Hopefully, Dan Szymborski might pop in and give us his thoughts on this. There surely can’t have been many times an entire pitching staff was projected to improve AND then outperformed even those expectations. All told, those seven ended up producing more than 50% over the ZIPS forecast, as noted, without any significant uptick in innings pitched. Zack Godley alone was responsible for about half of the difference, and his forecast for 2018 is, naturally, much improved. Most of the pitchers are expected to regress from the actual 2017 level: Ray and Andrew Chafin are exceptions, but that may be because I believe ZIPS WAR is closer to bWAR than fWAR. [If only I’d realized that before putting together the above tables...]
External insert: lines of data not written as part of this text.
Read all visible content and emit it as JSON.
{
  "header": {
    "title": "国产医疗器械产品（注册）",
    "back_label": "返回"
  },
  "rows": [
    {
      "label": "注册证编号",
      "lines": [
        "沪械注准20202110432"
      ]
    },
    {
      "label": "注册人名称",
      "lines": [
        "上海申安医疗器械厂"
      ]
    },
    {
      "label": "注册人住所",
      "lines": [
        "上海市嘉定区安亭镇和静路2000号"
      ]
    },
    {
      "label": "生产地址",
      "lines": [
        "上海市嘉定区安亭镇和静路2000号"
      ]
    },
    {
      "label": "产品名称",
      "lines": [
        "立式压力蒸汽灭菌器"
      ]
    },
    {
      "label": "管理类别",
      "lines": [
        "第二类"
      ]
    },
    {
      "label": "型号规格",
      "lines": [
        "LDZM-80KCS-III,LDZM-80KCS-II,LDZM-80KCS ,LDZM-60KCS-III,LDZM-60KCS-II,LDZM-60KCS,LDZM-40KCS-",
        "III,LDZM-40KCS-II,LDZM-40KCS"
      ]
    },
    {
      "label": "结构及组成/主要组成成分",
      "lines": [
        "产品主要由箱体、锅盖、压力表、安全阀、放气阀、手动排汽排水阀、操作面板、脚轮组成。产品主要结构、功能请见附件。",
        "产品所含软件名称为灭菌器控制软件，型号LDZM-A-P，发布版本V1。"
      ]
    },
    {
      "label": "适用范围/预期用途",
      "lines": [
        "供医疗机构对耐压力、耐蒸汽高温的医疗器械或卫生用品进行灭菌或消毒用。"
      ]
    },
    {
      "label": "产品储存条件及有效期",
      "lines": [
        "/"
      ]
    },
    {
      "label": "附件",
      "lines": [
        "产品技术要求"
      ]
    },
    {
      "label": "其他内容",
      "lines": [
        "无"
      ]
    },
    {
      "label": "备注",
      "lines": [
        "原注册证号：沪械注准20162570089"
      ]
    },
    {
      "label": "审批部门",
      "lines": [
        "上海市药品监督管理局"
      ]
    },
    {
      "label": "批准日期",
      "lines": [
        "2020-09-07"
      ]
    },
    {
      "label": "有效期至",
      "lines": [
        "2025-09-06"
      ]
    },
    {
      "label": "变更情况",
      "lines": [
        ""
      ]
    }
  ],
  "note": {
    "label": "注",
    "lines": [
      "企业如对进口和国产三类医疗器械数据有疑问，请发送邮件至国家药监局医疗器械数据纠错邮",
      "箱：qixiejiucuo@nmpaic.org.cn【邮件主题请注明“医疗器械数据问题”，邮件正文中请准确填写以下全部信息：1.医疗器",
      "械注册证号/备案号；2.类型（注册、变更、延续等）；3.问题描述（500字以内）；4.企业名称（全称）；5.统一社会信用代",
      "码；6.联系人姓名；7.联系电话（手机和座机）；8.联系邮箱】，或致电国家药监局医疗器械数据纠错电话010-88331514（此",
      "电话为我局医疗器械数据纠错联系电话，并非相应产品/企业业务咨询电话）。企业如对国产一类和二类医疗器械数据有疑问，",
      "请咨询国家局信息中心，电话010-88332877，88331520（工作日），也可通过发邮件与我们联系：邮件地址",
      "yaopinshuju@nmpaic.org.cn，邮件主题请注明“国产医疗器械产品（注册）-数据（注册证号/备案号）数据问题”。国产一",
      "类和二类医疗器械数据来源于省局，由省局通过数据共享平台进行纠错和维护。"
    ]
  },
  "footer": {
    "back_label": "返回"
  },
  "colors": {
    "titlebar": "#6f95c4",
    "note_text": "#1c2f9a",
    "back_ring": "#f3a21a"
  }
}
This regression is no surprise, and is part of the nature of most projection systems. When a player’s figures take a great leap forward in Year X, there’s inevitably going to be a lag before projections catch up, because they also factor in the lesser numbers from Year X-minus-1, etc. Is what we saw from Godley, Ray, Zack Greinke - indeed, virtually the entire D-backs’ pitching staff - going to be “the new normal” for them in 2018 and beyond? That’s why they play the games: fingers crossed, from a fan perspective, that it is indeed the case.